No topo da minha lista de coisas a fazer em Seul estava conhecer a famosa DMZ (Korean Demilitarized Zone). Pra quem não sabe, a DMZ é o nome dado para a faixa de terra que corre através da península da Coréia, e serve de espaço entre a República Popular Democrática da Coreia (Coréia do Norte) e a República da Coréia (Coréia do Sul).
A DMZ estabelecida ao final da Guerra da Coréia e divide a península coreana em duas partes, ela 250km de distância e cerca de 4km de largura.
É possível ir sozinho até a DMZ, de trem ou de carro (cerca de 40 minutos de Seul), mas convém muito arrumar um dos diversos tours oferecidos na cidade para que se possa saber um pouco mais da longa história do conflito entre as Coréias (que matou mais de 4 milhões de pessoas), além de simplificar acesso a alguns lugares mais críticos do local.

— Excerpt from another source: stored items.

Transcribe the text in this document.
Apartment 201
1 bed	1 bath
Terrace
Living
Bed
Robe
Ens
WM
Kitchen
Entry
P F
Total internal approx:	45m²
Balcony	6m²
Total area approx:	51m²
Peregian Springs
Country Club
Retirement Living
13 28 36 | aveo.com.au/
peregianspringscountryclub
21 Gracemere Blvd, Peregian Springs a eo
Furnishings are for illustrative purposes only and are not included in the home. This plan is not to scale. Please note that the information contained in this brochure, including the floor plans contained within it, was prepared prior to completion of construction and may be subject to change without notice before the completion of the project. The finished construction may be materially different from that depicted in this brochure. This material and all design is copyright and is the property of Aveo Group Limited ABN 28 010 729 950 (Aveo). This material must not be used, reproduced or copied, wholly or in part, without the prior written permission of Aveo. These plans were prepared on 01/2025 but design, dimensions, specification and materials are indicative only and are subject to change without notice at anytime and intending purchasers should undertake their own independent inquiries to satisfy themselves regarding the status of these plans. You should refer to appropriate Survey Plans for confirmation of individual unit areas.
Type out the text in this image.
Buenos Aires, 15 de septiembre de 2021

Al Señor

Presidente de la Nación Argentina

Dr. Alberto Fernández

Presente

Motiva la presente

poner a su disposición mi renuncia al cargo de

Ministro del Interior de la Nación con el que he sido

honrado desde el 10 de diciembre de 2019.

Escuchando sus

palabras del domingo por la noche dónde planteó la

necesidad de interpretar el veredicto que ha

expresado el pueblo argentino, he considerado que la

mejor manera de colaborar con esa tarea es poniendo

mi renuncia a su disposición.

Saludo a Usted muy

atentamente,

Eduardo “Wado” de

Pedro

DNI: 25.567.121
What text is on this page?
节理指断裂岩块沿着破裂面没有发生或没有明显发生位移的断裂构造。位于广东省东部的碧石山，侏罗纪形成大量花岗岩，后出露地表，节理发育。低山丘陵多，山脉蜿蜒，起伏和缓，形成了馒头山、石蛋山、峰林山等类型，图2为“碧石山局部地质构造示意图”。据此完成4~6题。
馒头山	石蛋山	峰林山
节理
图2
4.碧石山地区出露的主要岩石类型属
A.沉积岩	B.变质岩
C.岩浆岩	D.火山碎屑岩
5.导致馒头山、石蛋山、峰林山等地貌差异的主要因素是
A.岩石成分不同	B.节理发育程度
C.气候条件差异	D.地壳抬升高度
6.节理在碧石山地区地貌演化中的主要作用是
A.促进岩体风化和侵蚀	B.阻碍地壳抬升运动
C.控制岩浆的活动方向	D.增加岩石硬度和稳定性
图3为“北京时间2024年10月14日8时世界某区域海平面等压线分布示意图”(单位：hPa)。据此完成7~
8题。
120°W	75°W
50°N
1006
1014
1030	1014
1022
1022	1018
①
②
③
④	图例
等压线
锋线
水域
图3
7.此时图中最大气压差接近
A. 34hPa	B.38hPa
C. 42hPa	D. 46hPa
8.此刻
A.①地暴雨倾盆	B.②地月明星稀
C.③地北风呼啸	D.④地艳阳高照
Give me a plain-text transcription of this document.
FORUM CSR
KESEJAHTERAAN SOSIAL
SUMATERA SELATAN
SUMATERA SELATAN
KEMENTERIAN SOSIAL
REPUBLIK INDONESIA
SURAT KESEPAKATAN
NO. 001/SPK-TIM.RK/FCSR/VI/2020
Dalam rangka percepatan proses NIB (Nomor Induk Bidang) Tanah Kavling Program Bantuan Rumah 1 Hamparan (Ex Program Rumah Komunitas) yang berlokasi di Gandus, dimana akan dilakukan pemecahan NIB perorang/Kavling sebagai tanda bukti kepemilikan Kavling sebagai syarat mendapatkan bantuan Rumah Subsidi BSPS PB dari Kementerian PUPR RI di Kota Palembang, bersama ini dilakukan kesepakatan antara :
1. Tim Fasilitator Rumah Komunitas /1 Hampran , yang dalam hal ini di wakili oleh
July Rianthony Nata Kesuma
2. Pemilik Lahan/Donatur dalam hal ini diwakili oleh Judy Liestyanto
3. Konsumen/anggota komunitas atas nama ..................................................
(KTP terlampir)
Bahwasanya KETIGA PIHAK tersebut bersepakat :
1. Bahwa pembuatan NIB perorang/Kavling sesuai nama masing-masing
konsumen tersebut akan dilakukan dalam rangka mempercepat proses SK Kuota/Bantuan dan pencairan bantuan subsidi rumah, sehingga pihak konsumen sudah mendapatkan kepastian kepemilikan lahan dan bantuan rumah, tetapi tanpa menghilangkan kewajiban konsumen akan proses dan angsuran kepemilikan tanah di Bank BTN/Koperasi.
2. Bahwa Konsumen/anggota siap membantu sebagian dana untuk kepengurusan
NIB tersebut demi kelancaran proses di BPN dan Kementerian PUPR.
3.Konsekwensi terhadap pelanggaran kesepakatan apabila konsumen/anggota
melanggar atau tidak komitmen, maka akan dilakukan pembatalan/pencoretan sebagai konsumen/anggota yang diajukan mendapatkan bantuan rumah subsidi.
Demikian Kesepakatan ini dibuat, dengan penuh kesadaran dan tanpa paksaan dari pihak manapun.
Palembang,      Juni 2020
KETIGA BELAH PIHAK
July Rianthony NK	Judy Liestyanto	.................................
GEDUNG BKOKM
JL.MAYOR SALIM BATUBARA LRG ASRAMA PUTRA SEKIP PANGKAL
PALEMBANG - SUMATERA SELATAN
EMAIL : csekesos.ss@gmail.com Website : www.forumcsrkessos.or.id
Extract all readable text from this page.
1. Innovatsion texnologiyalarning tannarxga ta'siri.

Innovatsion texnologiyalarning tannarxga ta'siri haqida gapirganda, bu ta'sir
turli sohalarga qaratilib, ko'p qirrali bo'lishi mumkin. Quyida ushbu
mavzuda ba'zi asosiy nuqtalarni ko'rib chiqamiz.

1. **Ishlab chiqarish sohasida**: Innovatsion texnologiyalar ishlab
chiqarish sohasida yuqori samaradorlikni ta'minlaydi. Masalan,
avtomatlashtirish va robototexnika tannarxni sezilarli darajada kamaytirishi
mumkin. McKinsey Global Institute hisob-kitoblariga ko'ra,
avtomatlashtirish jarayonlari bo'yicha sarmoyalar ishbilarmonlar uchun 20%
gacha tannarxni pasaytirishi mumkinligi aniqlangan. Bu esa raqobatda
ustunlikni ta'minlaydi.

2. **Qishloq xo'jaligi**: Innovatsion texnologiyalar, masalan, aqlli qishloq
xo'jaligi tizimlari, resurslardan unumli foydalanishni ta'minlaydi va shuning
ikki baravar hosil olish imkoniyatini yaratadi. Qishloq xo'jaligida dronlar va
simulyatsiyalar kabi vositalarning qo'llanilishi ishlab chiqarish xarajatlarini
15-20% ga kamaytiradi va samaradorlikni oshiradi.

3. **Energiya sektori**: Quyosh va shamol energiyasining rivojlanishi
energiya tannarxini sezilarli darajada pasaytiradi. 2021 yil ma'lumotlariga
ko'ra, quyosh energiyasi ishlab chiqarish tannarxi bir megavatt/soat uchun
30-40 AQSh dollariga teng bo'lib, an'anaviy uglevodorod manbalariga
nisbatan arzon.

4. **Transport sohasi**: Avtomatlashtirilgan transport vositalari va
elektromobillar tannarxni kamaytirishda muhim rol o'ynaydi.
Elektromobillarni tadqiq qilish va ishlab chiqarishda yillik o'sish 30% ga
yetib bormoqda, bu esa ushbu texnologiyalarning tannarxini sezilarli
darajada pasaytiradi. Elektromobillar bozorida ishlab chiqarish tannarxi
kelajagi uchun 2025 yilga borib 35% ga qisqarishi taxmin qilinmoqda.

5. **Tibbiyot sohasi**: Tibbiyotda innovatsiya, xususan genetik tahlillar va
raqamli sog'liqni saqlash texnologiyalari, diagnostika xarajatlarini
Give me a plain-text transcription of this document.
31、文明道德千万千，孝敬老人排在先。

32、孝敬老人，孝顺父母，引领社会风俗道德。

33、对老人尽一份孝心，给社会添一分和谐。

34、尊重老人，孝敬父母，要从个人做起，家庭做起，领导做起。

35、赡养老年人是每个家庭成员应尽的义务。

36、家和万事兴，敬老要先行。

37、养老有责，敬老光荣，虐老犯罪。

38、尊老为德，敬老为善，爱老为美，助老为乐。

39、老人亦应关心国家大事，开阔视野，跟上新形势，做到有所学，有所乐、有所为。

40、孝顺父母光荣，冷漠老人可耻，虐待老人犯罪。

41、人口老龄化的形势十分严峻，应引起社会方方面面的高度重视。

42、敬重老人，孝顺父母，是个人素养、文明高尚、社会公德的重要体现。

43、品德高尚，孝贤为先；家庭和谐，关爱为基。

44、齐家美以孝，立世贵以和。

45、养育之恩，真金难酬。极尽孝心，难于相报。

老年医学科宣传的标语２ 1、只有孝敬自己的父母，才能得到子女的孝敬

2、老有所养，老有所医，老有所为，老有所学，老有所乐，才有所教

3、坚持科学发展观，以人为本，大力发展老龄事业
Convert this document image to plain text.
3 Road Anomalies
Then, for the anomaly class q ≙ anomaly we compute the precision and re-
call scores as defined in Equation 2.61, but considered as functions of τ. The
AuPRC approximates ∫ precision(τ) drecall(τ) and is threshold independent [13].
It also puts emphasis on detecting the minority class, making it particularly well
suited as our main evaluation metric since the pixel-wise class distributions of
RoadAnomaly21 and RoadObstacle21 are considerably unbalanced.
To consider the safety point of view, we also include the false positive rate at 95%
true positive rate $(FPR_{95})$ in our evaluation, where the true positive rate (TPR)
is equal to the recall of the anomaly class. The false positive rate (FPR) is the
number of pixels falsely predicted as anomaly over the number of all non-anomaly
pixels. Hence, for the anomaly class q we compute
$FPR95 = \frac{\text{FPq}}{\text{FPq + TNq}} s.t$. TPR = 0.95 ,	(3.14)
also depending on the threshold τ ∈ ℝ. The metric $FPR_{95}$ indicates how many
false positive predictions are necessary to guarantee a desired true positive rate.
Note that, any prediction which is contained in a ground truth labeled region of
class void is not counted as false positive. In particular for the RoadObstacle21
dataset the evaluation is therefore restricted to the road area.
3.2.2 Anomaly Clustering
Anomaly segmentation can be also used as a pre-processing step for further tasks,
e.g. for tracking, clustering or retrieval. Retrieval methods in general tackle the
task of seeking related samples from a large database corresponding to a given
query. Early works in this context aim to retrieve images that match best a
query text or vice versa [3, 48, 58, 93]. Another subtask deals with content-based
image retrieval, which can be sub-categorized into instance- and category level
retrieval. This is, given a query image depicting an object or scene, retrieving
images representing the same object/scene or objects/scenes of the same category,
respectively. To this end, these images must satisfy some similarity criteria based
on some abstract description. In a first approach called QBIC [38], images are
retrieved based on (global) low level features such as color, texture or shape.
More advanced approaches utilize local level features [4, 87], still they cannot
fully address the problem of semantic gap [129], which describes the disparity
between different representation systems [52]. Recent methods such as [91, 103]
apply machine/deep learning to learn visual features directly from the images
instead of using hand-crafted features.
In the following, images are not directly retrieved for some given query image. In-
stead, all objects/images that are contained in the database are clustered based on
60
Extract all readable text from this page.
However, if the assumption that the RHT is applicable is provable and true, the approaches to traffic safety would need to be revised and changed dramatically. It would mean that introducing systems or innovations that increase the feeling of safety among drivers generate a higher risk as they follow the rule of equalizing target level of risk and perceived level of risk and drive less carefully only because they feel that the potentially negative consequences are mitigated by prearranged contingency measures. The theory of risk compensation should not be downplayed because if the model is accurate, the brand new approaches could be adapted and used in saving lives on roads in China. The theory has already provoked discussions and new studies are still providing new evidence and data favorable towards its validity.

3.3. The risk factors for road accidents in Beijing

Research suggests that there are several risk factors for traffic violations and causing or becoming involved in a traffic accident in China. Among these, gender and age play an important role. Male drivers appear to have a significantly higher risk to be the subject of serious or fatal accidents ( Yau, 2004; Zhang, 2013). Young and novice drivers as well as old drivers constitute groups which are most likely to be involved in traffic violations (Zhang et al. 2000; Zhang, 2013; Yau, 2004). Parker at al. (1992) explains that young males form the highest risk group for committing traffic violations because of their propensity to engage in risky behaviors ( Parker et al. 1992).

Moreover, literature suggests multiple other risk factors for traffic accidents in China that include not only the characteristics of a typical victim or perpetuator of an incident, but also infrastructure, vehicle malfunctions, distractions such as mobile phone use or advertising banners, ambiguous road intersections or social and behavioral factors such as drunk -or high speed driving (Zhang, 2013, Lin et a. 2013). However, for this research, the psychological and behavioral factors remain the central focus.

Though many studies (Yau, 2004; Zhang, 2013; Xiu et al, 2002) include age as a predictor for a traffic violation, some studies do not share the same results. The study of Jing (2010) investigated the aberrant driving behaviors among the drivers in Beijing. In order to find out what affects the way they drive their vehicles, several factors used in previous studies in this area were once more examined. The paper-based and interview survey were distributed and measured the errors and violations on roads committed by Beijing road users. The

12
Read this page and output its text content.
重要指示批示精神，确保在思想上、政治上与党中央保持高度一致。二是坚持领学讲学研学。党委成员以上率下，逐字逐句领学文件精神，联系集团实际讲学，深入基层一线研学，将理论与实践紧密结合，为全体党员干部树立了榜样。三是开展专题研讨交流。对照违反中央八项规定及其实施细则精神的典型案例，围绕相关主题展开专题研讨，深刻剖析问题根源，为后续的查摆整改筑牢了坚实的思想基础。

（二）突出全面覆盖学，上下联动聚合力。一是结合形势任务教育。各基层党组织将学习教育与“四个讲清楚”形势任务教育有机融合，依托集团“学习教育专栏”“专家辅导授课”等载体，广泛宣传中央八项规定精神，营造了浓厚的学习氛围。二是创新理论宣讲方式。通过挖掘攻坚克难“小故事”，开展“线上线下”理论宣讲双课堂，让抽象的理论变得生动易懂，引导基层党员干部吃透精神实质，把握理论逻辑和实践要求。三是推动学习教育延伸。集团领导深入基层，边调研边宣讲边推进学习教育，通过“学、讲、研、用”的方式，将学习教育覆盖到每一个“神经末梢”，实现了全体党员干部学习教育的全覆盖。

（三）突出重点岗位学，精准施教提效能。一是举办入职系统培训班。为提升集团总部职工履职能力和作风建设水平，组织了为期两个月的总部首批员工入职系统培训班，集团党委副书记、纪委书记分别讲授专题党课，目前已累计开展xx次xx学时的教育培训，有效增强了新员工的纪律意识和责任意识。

Para uma zona chamada de “desmilitarizada”, o lugar é impressionantemente militarizado 😋, pode-se sentir a tensão no ar. Literalmente. Quando chegamos, uma música tocava a todo vapor em poderosos alto-falantes e nos foi explicado que diariamente a Coréia do Sul toca canções pop em direção a Coréia do Norte, como forma de propaganda, e a Coréia do Norte, por sua vez, toca canções de homenagem ao imperador Kim, uma verdadeira guerra musical, imagine só? Guerra por que tecnicamente os países ainda estão em guerra, o que ocorre agora é um "armistício", mas vez ou outra a Coréia do Norte ainda manda um mísselzinho pro lado vizinho, só pra registrar presença.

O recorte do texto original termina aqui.